The U.S. Senate Committee on Commerce, Science, and Transportation’s Subcommittee on Surface Transportation held a hearing on the future of passenger rail, underscoring the growing urgency of investment needs and the potential for trains to act as a catalyst for growth for the U.S. economy.
Titled “Passenger Rail: Investing in our Nation’s Future,” the hearing featured testimony from the U.S. Department of Transportation, Amtrak, organized labor, and independent operators. All were unified in there call for inclusion of passenger rail into a comprehensive surface transportation bill, to ensure that trains get the same predictable, dedicated funding that highways and transit rely upon. Incoming Chairman John Thune’s (R-SD) statements that a packed 2015 legislative schedule will diminish the chances for a standalone rail bill is all the more reason to put passenger trains on an equal footing with roads.
Unlocking the National Network
Significantly, Amtrak Chairman Anthony Coscia stated that, while the Northeast Corridor (NEC) is the biggest success story in the national rail network, this is mainly due to the fact that it is the one corridor that federal and state governments have invested any in with a sense of purpose. Coscia pointed to other regions with similar growth potential, arguing investments in these passenger rail corridors could act as a tool to grow our economy, reduce traffic congestion on other modes, and create new travel opportunities.
“Record Amtrak ridership in the country’s mega-regions—not only the NEC, but also the Chicago Hub area, California and the Pacific Northwest—hints at the tremendous opportunity for truly modern passenger rail service links between dynamic city pairs,” said Coscia. “Passenger rail could be so much more, our economies could be stronger, and our lives better, if trains were faster, more frequent and more reliable in these regions.
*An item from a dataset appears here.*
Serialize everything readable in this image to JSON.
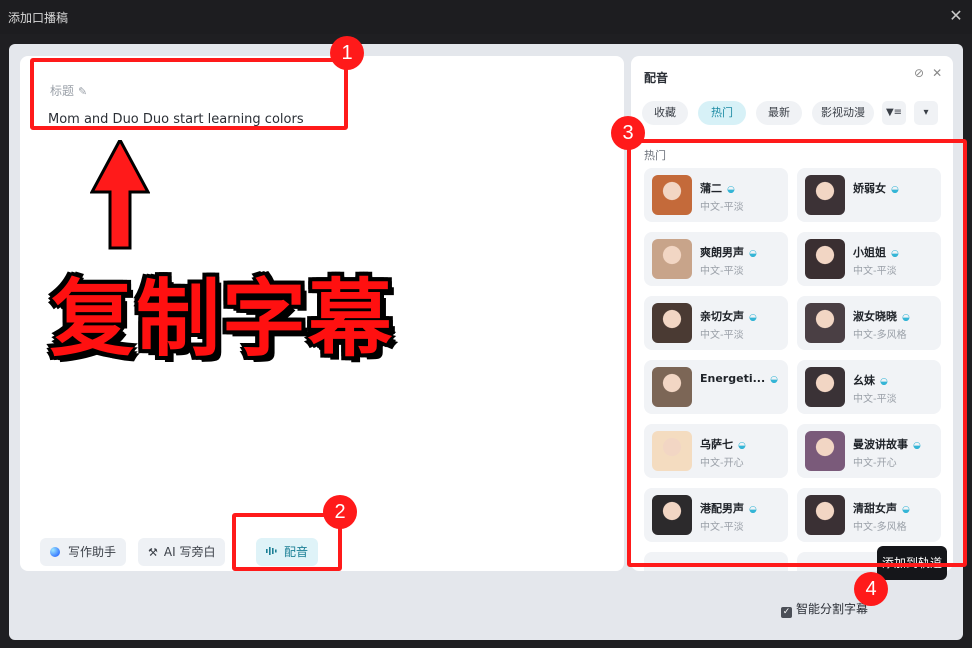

This is to say nothing of the regions around the country where little or no high-quality rail connects metropolitan areas—regions like Atlanta to Charlotte, Houston to Dallas, Miami to Tampa, Pittsburgh to Cleveland, and Tucson to Phoenix. As a nation, we are squandering opportunities to improve our economies and quality of life by failing to make investments in the type of high-quality rail service that Amtrak plans for the NEC and that we see in existence or under development in nearly every other major economy in the world.”
Of course, the long-distance network offers hundreds of unique city pairs, connecting not only large metropolises, but small- and mid-sized communities as well. Increasing frequencies, improving reliability, and purchasing modern equipment on long-distance routes would lead to the same kind of growth in ridership and revenue that the NEC has experienced—and ultimately lower the operating costs and the need for public appropriations.
Strengthening Public Private Partnerships
Ranking Member Roy Blunt (R-MO) spoke during the hearing, asking Association of Independent Passenger Rail Operators’ (AIPRO) representative about the potential for leveraging private investment to improve the experience of America’s passengers. It’s true that, in the vacuum created by a lack of federal investment, a handful of private companies have stepped up to develop train service without public funding. NARP has endorsed some of these projects—most notably All Aboard Florida, which will connect Miami and Orlando; Texas Central Railway, which will connect Dallas and Houston; and XpressWest which will connect Las Vegas to Palmdale and the state of California’s high-speed rail system. While these 100 percent privately funded projects will be limited to a few high-value corridors, they are instructive in demonstrating the ability of the private sector to contribute to passenger rail development. NARP has collaborated with the AIPRO and we generally endorse their approach to state services. We encourage the Committee to work with independent operators in ensuring that states have the tools they need to improve and expand these corridors.
AIPRO’s President Ray Chambers reiterated the call for a unified transportation fund that includes robust rail funding in his testimony, and endorsed NARP’s plan for strengthening the national network in their testimony to the committee.